The letter, published in one of Israel's highest-selling newspapers, Yedioth Ahronoth on Thursday criticized the government and the military for their policies both against Palestinians living in the West Bank and Gaza and against members of Israel's own minority of Palestinian citizens.

Israel has a policy of mandatory military conscription, and those who refuse to enlist risk prison. Conscripts can only be exempt from military service for a handful of specific reasons, including psychological, physical or religious impediments. Around a quarter of eligible draftees do not end up serving, and approximately 7,000 male and female soldiers drop out of the military's ranks every year.

The teens' letter was also copied to the Israeli military's chief of staff Gadi Eisenkot, Defense Minister Avigdor Lieberman and Education Minister Naftali Bennett.

"The 'temporary' situation has dragged on for 50 years, and we will not go on lending a hand," the letter continued, according to a translation published in the Israeli newspaper Haaretz.

The signees called on other teenagers to reconsider their service in the Israeli military. "We refuse to be drafted and to serve in the army out of an obligation to values of peace, justice and equality, with the knowledge that there is another reality that we could create together," they wrote. "We call on others our age to ask themselves, will army service work toward this reality?"

The letter railed against what the teens said was the "intentional institutional incitement against Palestinians on both sides of the Green Line," the demarcation line between Israeli and Arab forces following the conclusion of the 1948 Arab-Israeli war.

"We here—draft-age boys and girls from different areas of the country and from different socioeconomic backgrounds—refuse to believe the systemic incitement and to participate in the government's arm of oppression and occupation."

Israel captured Gaza from Egypt, and East Jerusalem and the West Bank from Jordan, in the 1967 Six-Day War and subsequently founded a series of Jewish outposts in the territories. Although Israel evacuated its forces and settlements from the Gaza Strip in 2005, both Israel and Egypt have imposed a blockade on the coastal enclave since 2006. The majority of the international community considers Israel's occupation of the West Bank and East Jerusalem to be illegal under international law.

The Palestinians seek East Jerusalem as the capital of any future state. It is the territory that holds some of the holiest sites in Judaism and Islam, including what Muslims call the Haram al-Sharif, or Noble Sanctuary, and what Jews call the Temple Mount.

While the Palestinians have said that the status of Jerusalem and the removal of settlements in the West Bank would be crucial to any peace deal, President Donald Trump earlier this month announced the relocation of the U.S. embassy to the contested city, effectively recognizing it as the capital of Israel.

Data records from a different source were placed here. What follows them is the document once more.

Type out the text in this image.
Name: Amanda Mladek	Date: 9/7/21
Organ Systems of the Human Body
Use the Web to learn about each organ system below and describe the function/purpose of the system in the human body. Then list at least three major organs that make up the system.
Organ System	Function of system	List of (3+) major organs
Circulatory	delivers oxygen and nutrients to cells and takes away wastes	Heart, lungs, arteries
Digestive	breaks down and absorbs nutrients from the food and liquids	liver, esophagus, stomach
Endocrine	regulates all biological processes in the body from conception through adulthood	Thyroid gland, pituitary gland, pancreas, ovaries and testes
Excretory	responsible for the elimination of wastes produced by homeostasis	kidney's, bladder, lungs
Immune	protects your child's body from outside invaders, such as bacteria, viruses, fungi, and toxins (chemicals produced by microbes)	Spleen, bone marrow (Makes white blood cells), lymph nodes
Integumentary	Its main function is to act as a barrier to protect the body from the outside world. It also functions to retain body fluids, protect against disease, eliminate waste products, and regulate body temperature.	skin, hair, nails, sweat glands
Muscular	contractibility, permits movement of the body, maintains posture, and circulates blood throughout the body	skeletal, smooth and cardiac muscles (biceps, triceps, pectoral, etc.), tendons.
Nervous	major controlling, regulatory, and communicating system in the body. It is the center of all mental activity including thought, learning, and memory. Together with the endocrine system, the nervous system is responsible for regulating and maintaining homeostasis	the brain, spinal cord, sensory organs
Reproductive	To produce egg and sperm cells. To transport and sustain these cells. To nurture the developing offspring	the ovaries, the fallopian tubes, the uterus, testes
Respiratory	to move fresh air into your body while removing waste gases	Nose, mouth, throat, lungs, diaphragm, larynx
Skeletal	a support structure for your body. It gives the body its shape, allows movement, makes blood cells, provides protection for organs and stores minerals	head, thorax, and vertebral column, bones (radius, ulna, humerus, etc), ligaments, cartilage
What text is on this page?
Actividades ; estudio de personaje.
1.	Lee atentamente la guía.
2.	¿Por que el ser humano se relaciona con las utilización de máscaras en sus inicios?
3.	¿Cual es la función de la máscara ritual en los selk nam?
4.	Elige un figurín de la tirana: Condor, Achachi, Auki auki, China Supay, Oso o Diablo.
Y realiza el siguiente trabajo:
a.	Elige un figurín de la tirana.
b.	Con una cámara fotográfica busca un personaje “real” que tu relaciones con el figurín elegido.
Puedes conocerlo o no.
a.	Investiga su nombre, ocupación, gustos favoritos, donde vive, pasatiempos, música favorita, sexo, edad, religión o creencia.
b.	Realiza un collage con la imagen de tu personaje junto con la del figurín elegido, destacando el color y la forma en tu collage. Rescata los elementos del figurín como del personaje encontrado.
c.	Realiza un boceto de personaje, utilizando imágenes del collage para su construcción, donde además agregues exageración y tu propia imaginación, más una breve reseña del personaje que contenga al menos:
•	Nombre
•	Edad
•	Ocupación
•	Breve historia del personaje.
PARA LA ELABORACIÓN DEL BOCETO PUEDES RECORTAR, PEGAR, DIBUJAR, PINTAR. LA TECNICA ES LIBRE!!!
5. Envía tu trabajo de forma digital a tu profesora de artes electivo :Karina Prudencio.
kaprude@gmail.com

Trump has also allowed Israel's right-wing government to build thousands of new settlement units and to establish the first West Bank settlement for two decades. The Palestinians, along with Arab leaders, have reacted furiously, stating that they will never strike a peace agreement with the U.S. while Trump is in power.

Like the right-wing Israeli government, the majority of Israelis do not consider the country's control of the West Bank to be an "occupation" as defined by international law.

A poll published in June by the Israel Democracy Institute and Tel Aviv University found that 54 percent of Israelis are "sure" that Israeli control of the West Bank should not be called an "occupation." A majority of Israelis, 51 percent, said that Israeli settlements were not an impediment to a peace agreement with the Palestinians that has eluded both sides for decades.